On Friday, the Academy of Motion Pictures Arts and Sciences announced sweeping changes to its structural and voting process aimed at promoting diversity within the Academy and its governing entities—changes the Academy promises will double the number of women and “diverse members” by 2020.
“The Academy is going to lead and not wait for the industry to catch up,” Academy President Cheryl Boone Isaacs said in a statement. “These new measures regarding governance and voting will have an immediate impact and begin the process of significantly changing our membership composition.”

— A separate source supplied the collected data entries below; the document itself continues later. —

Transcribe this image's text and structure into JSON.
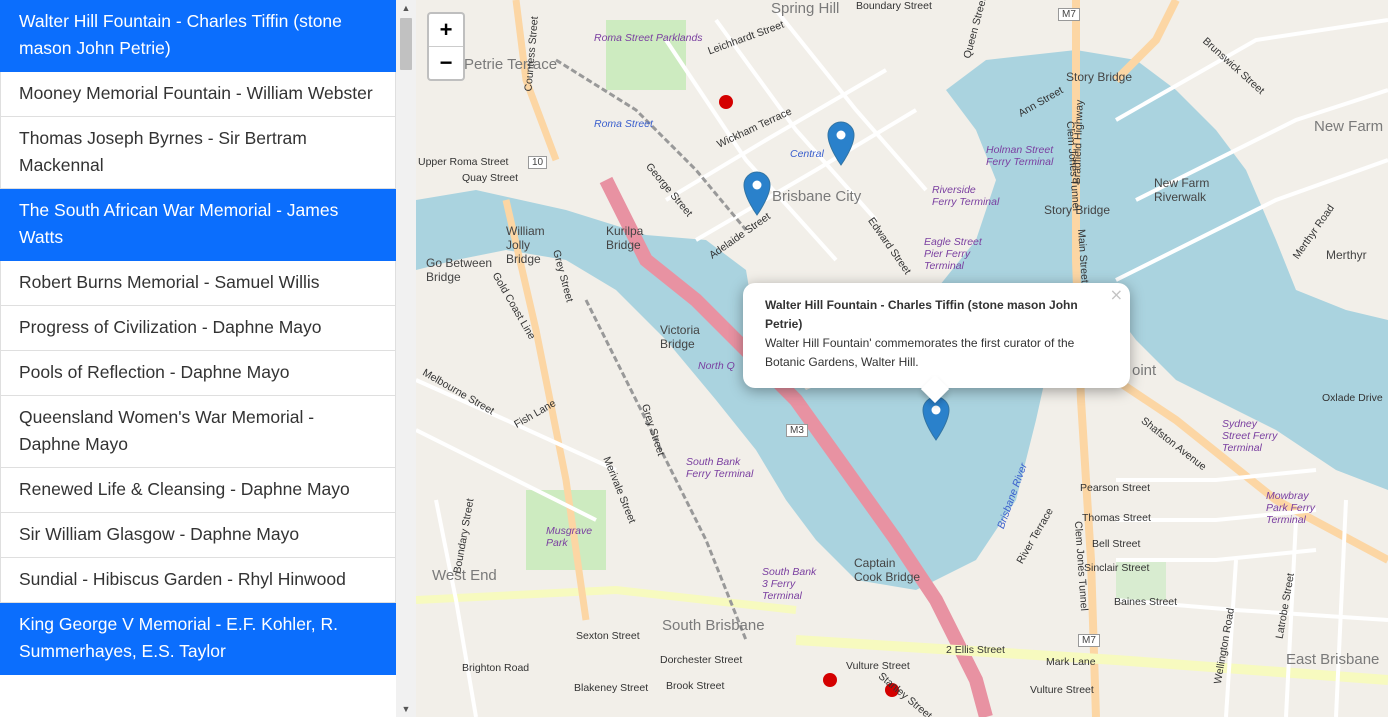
{
  "list": [
    {
      "label": "Walter Hill Fountain - Charles Tiffin (stone mason John Petrie)",
      "active": true
    },
    {
      "label": "Mooney Memorial Fountain - William Webster",
      "active": false
    },
    {
      "label": "Thomas Joseph Byrnes - Sir Bertram Mackennal",
      "active": false
    },
    {
      "label": "The South African War Memorial - James Watts",
      "active": true
    },
    {
      "label": "Robert Burns Memorial - Samuel Willis",
      "active": false
    },
    {
      "label": "Progress of Civilization - Daphne Mayo",
      "active": false
    },
    {
      "label": "Pools of Reflection - Daphne Mayo",
      "active": false
    },
    {
      "label": "Queensland Women's War Memorial - Daphne Mayo",
      "active": false
    },
    {
      "label": "Renewed Life & Cleansing - Daphne Mayo",
      "active": false
    },
    {
      "label": "Sir William Glasgow - Daphne Mayo",
      "active": false
    },
    {
      "label": "Sundial - Hibiscus Garden - Rhyl Hinwood",
      "active": false
    },
    {
      "label": "King George V Memorial - E.F. Kohler, R. Summerhayes, E.S. Taylor",
      "active": true
    }
  ],
  "scrollbar": {
    "up_icon": "▲",
    "down_icon": "▼"
  },
  "map": {
    "zoom_in": "+",
    "zoom_out": "−",
    "popup": {
      "title": "Walter Hill Fountain - Charles Tiffin (stone mason John Petrie)",
      "description": "Walter Hill Fountain' commemorates the first curator of the Botanic Gardens, Walter Hill.",
      "close": "×"
    },
    "labels": {
      "spring_hill": "Spring Hill",
      "boundary_st": "Boundary Street",
      "roma_parklands": "Roma Street Parklands",
      "petrie_terrace": "Petrie Terrace",
      "roma_station": "Roma Street",
      "central": "Central",
      "brisbane_city": "Brisbane City",
      "story_bridge": "Story Bridge",
      "story_bridge2": "Story Bridge",
      "new_farm": "New Farm",
      "new_farm_riverwalk": "New Farm Riverwalk",
      "holman_ferry": "Holman Street Ferry Terminal",
      "riverside_ferry": "Riverside Ferry Terminal",
      "eagle_st": "Eagle Street Pier Ferry Terminal",
      "william_jolly": "William Jolly Bridge",
      "kurilpa": "Kurilpa Bridge",
      "go_between": "Go Between Bridge",
      "victoria_bridge": "Victoria Bridge",
      "north_quay": "North Q",
      "south_bank_1": "South Bank Ferry Terminal",
      "south_bank_3": "South Bank 3 Ferry Terminal",
      "sydney_st": "Sydney Street Ferry Terminal",
      "mowbray": "Mowbray Park Ferry Terminal",
      "musgrave": "Musgrave Park",
      "west_end": "West End",
      "south_brisbane": "South Brisbane",
      "captain_cook": "Captain Cook Bridge",
      "east_brisbane": "East Brisbane",
      "brisbane_river": "Brisbane River",
      "shafston": "Shafston Avenue",
      "vulture_st": "Vulture Street",
      "vulture_st2": "Vulture Street",
      "merivale": "Merivale Street",
      "grey_st": "Grey Street",
      "grey_st2": "Grey Street",
      "george_st": "George Street",
      "adelaide_st": "Adelaide Street",
      "queen_st": "Queen Street",
      "edward_st": "Edward Street",
      "ann_st": "Ann Street",
      "wickham_tce": "Wickham Terrace",
      "leichhardt_st": "Leichhardt Street",
      "countess_st": "Countess Street",
      "brunswick_st": "Brunswick Street",
      "bradfield_hwy": "Bradfield Highway",
      "clem_jones_tunnel": "Clem Jones Tunnel",
      "clem_jones_tunnel2": "Clem Jones Tunnel",
      "main_st": "Main Street",
      "river_tce": "River Terrace",
      "wellington_rd": "Wellington Road",
      "latrobe_st": "Latrobe Street",
      "boundary_st2": "Boundary Street",
      "fish_lane": "Fish Lane",
      "melbourne_st": "Melbourne Street",
      "m3": "M3",
      "m7": "M7",
      "m7b": "M7",
      "route_10": "10",
      "gold_coast_line": "Gold Coast Line",
      "pearson_st": "Pearson Street",
      "thomas_st": "Thomas Street",
      "bell_st": "Bell Street",
      "sinclair_st": "Sinclair Street",
      "baines_st": "Baines Street",
      "mark_lane": "Mark Lane",
      "ellis_st": "2 Ellis Street",
      "sexton_st": "Sexton Street",
      "dorchester_st": "Dorchester Street",
      "brighton_rd": "Brighton Road",
      "brook_st": "Brook Street",
      "blakeney_st": "Blakeney Street",
      "stanley_st": "Stanley Street",
      "quay_st": "Quay Street",
      "upper_roma_st": "Upper Roma Street",
      "oxlade_dr": "Oxlade Drive",
      "merthyr_rd": "Merthyr Road",
      "merthyr": "Merthyr",
      "point": "oint"
    }
  }
}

The announcement comes amid ongoing outrage sparked by this year’s Oscar nominations, which failed to include a single person of color in its Best Film, Best Director, or its four major acting categories. The response quickly resulted in the social media campaign #OscarsSoWhite to call attention to the industry’s diversity issues.

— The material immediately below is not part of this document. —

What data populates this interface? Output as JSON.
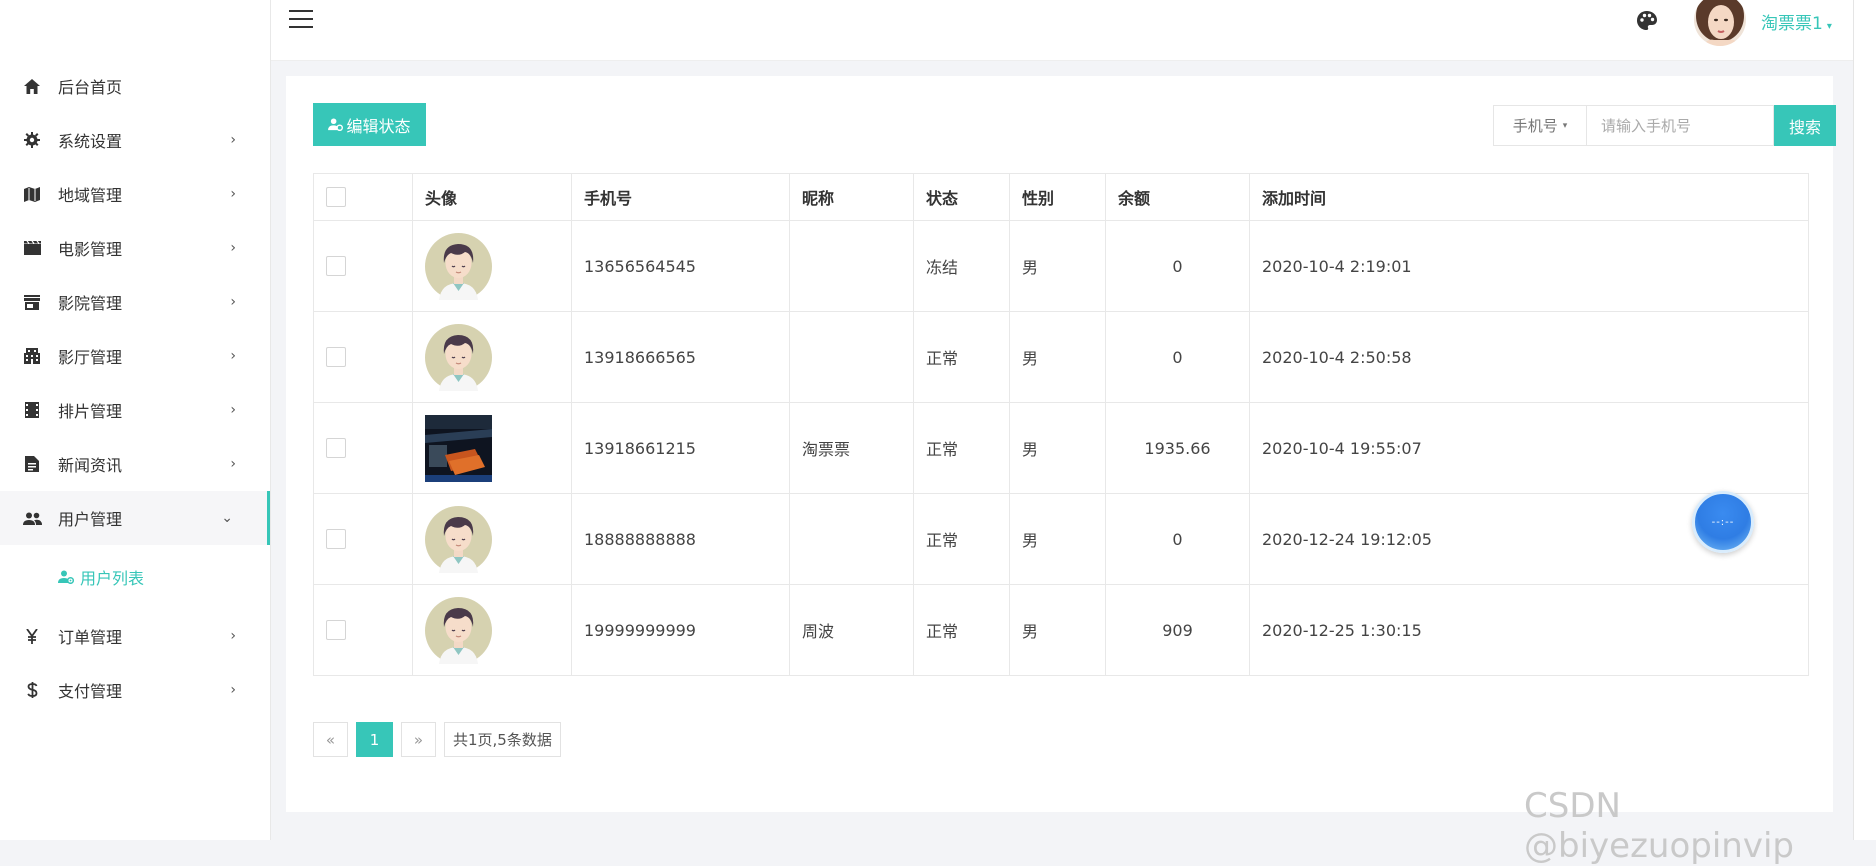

1.21.16, NY Post Cover. #OscarsSoWhite pic.twitter.com/95whs5uhTh
— deray mckesson (@deray) January 21, 2016
Shortly after the nominations were unveiled, Jada Pinkett Smith, Will Smith, and Spike Lee announced they were not going to attend this year’s awards ceremony.

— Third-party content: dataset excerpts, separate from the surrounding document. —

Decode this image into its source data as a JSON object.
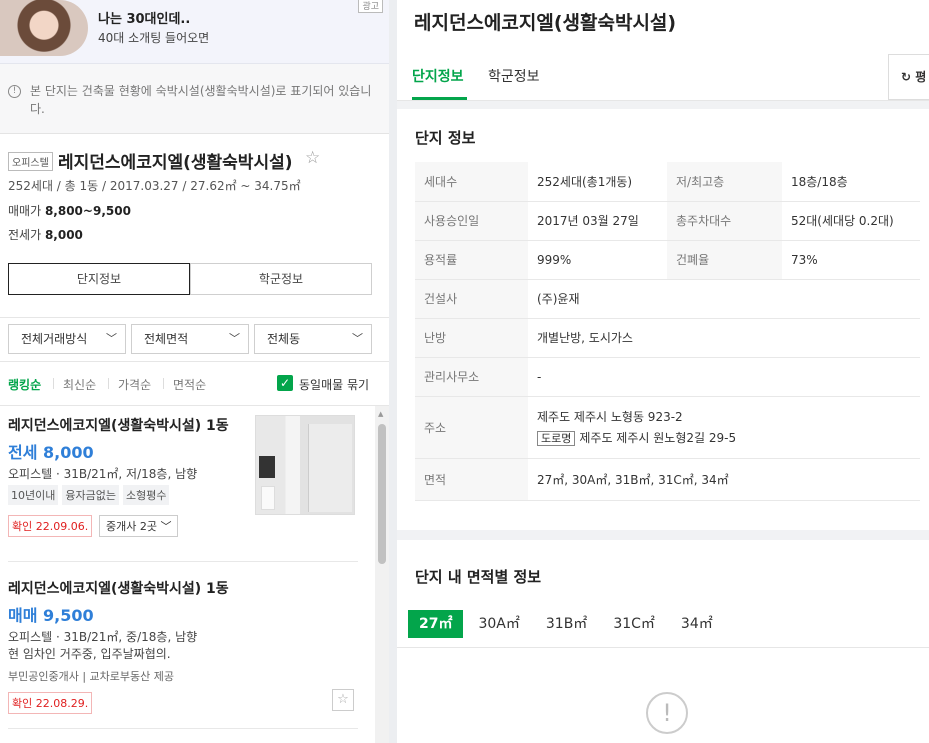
{
  "ad": {
    "title": "나는 30대인데..",
    "subtitle": "40대 소개팅 들어오면",
    "badge": "광고"
  },
  "notice": {
    "icon": "info-icon",
    "text": "본 단지는 건축물 현황에 숙박시설(생활숙박시설)로 표기되어 있습니다."
  },
  "complex": {
    "type_badge": "오피스텔",
    "name": "레지던스에코지엘(생활숙박시설)",
    "meta": "252세대 / 총 1동 / 2017.03.27 / 27.62㎡ ~ 34.75㎡",
    "sale_label": "매매가",
    "sale_value": "8,800~9,500",
    "lease_label": "전세가",
    "lease_value": "8,000",
    "tabs": [
      "단지정보",
      "학군정보"
    ]
  },
  "filters": [
    "전체거래방식",
    "전체면적",
    "전체동"
  ],
  "sort": {
    "options": [
      "랭킹순",
      "최신순",
      "가격순",
      "면적순"
    ],
    "same_listing_label": "동일매물 묶기"
  },
  "listings": [
    {
      "title": "레지던스에코지엘(생활숙박시설) 1동",
      "price": "전세 8,000",
      "detail": "오피스텔 · 31B/21㎡, 저/18층, 남향",
      "tags": [
        "10년이내",
        "융자금없는",
        "소형평수"
      ],
      "confirmed": "확인 22.09.06.",
      "brokers": "중개사 2곳"
    },
    {
      "title": "레지던스에코지엘(생활숙박시설) 1동",
      "price": "매매 9,500",
      "detail": "오피스텔 · 31B/21㎡, 중/18층, 남향",
      "desc": "현 임차인 거주중, 입주날짜협의.",
      "agent": "부민공인중개사 | 교차로부동산 제공",
      "confirmed": "확인 22.08.29."
    }
  ],
  "right": {
    "title": "레지던스에코지엘(생활숙박시설)",
    "tabs": [
      "단지정보",
      "학군정보"
    ],
    "side_button": "평",
    "info_title": "단지 정보",
    "info": {
      "households_k": "세대수",
      "households_v": "252세대(총1개동)",
      "floors_k": "저/최고층",
      "floors_v": "18층/18층",
      "approval_k": "사용승인일",
      "approval_v": "2017년 03월 27일",
      "parking_k": "총주차대수",
      "parking_v": "52대(세대당 0.2대)",
      "far_k": "용적률",
      "far_v": "999%",
      "bcr_k": "건폐율",
      "bcr_v": "73%",
      "builder_k": "건설사",
      "builder_v": "(주)윤재",
      "heating_k": "난방",
      "heating_v": "개별난방, 도시가스",
      "office_k": "관리사무소",
      "office_v": "-",
      "address_k": "주소",
      "address_v1": "제주도 제주시 노형동 923-2",
      "road_tag": "도로명",
      "address_v2": "제주도 제주시 원노형2길 29-5",
      "area_k": "면적",
      "area_v": "27㎡, 30A㎡, 31B㎡, 31C㎡, 34㎡"
    },
    "area_title": "단지 내 면적별 정보",
    "area_tabs": [
      "27㎡",
      "30A㎡",
      "31B㎡",
      "31C㎡",
      "34㎡"
    ]
  }
}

“The Academy reflects the industry, reflects Hollywood, and the industry reflects America, reflects a series of challenges that we’re having in our country at the moment,” Smith said. “There’s a regressive slide towards separatism, toward racial and religious disharmony, and that’s not the Hollywood I want to leave behind, that’s not the industry, that’s not the America I want to leave behind.”